A new waterfront development committee similar to the one responsible for the revitalization of Prince Arthur’s Landing will be created to offer a means to collect ideas on improving the remaining 52 kilometres of shoreline, but its return was not without opposition from some members of city council.
A motion was brought forward during the July 19 Thunder Bay City Council meeting by Red River Ward Coun. Brian McKinnon to accept the terms of reference first presented to council on June 14, 2021 for the waterfront development committee to be approved and to direct the city clerk to begin the recruitment process.
Approval of the associated costs of $40,000 for the remaining quarter of 2021, along with $150,000 to be included in the proposed 2022 capital budget was also included in the motion.
When speaking to the motion, McKinnon said he has received numerous calls from people interested in the committee and sharing input on ideas for improving sections of the waterfront, including a proposed trail system to Mission Island.
“They are not quite sure who to talk to. They are not sure if they talk to engineering or planning or realty,” McKinnon said.
“The committee would act as the committee in 2005 and 2006 as a focal point for people to bring ideas, people who want to create something down there, the committee would know who to contact in the city and save a lot of time. There is an enormous amount of interest in phase two and the remaining 52 kilometres. It’s well past its time. Phase one is well over and there is a lot of exciting things for phase two and onwards.”
During initial discussions on the motion, Thunder Bay Mayor Bill Mauro said he was surprised to see the $150,000 included and he asked what that money would be for and if it was to hire a full-time staff position.
Kayla Dixon, director of engineering and operations with the City of Thunder Bay, explained that the funding was identified to provide staffing to help move large projects forward more quickly.
“These are all things that cannot be managed off the side of someone’s desk, so we would be looking for additional staffing,” she said.
Mauro said the committee would not be looking to expedite any existing project ideas and he moved an amendment to drop the financial component of the motion, asking city administration to bring the $150,000 back before council during budget deliberations in 2022.
“I have no problem with that. I just want to see a focal point for people in the community,” McKinnon said of the amendment. “Many of those projects are proposed already. I’m not talking about those. I’m talking about new ones. I have people come to me with specific ideas. This is a focal point for people.”
The amendment passed unanimously, however, several members of council still expressed concerns with bringing the waterfront development committee back at this particular time in the current city council term.
“I think we are putting the cart before the horse. When the first waterfront committee was struck it had a clear project. I don’t think we should be creating a committee to act as a clearing house for ideas. Council is a clearing house for that. It sounds like the trail will be the main project and council can deal with that,” said Coun. Mark Bentz.
Bentz added that he is worried striking a new waterfront development committee will set the expectation that the city is moving into phase two and phase three of development.
“We are the council that discontinued the waterfront committee for a reason and to strike it up in our last year, I would like see what the next council has to say about this,” he said. “We are looking at reducing the number of committees we have.
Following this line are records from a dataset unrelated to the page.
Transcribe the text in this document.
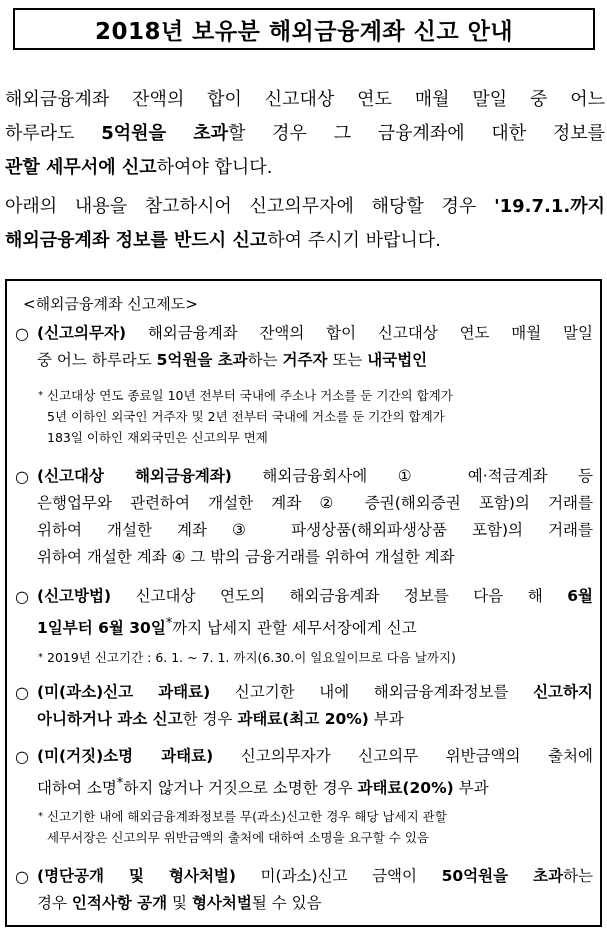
2018년 보유분 해외금융계좌 신고 안내
해외금융계좌 잔액의 합이 신고대상 연도 매월 말일 중 어느
하루라도 5억원을 초과할 경우 그 금융계좌에 대한 정보를
관할 세무서에 신고하여야 합니다.
아래의 내용을 참고하시어 신고의무자에 해당할 경우 '19.7.1.까지
해외금융계좌 정보를 반드시 신고하여 주시기 바랍니다.
<해외금융계좌 신고제도>
○ (신고의무자) 해외금융계좌 잔액의 합이 신고대상 연도 매월 말일
중 어느 하루라도 5억원을 초과하는 거주자 또는 내국법인
* 신고대상 연도 종료일 10년 전부터 국내에 주소나 거소를 둔 기간의 합계가
5년 이하인 외국인 거주자 및 2년 전부터 국내에 거소를 둔 기간의 합계가
183일 이하인 재외국민은 신고의무 면제
○ (신고대상 해외금융계좌) 해외금융회사에 ① 예·적금계좌 등
은행업무와 관련하여 개설한 계좌 ② 증권(해외증권 포함)의 거래를
위하여 개설한 계좌 ③ 파생상품(해외파생상품 포함)의 거래를
위하여 개설한 계좌 ④ 그 밖의 금융거래를 위하여 개설한 계좌
○ (신고방법) 신고대상 연도의 해외금융계좌 정보를 다음 해 6월
1일부터 6월 30일*까지 납세지 관할 세무서장에게 신고
* 2019년 신고기간 : 6. 1. ~ 7. 1. 까지(6.30.이 일요일이므로 다음 날까지)
○ (미(과소)신고 과태료) 신고기한 내에 해외금융계좌정보를 신고하지
아니하거나 과소 신고한 경우 과태료(최고 20%) 부과
○ (미(거짓)소명 과태료) 신고의무자가 신고의무 위반금액의 출처에
대하여 소명*하지 않거나 거짓으로 소명한 경우 과태료(20%) 부과
* 신고기한 내에 해외금융계좌정보를 무(과소)신고한 경우 해당 납세지 관할
세무서장은 신고의무 위반금액의 출처에 대하여 소명을 요구할 수 있음
○ (명단공개 및 형사처벌) 미(과소)신고 금액이 50억원을 초과하는
경우 인적사항 공개 및 형사처벌될 수 있음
To establish committees without budgets, it looks good on paper, but may not work in practice.”
Coun. Aldo Roberto supported the formation of the committee, saying city council already has enough to deal with and committees can flush out the ideas and then bring them back to council for consideration.
Others on council expressed concerns over forming another committee. According to deputy city clerk Krista Power, there are 77 appointments by council to committees and currently 17 vacancies. The waterfront development committee would require two members of council to sit on it, adding another two vacancies to the list.
“I really want to support this committee but given the amount of work the clerk’s office is doing, I would move a deferral until we receive the report on committees in late September,” suggested McKellar Ward Coun. Brian Hamilton.
While Hamilton’s motion to defer the decision until after council receives a report on the status of committees in September ultimately failed, others still said they could not support striking the new waterfront development committee at this time.
“We are at the end of our term. If anyone wanted to commit time to this, it should have been done three or four years ago,” said Neebing Coun. Cody Fraser. “I don’t know what can be accomplished in a year and a half.”
“I can’t support another committee at this point,” added Coun. Rebecca Johnson.
The motion to approve the formation of a new waterfront development committee passed by a vote of seven to four.
The first phase of the waterfront's redevelopment began in 2006 with the planning, engineering and construction of Prince Arthur's Landing at Marina Park in the city's north end. The $120-million public-privately funded mixed-use redevelopment of the waterfront with a new community centre, arts centre, hotel, condominium, marina, waterfront park and public garden space. The waterfront park opened to the public in 2011.
The next phase would involve making further waterfront improvements in the coming years to accommodate a new art gallery, a cruise ship dock with streetscaping, upgrades to the Marina Park festival area and trail system.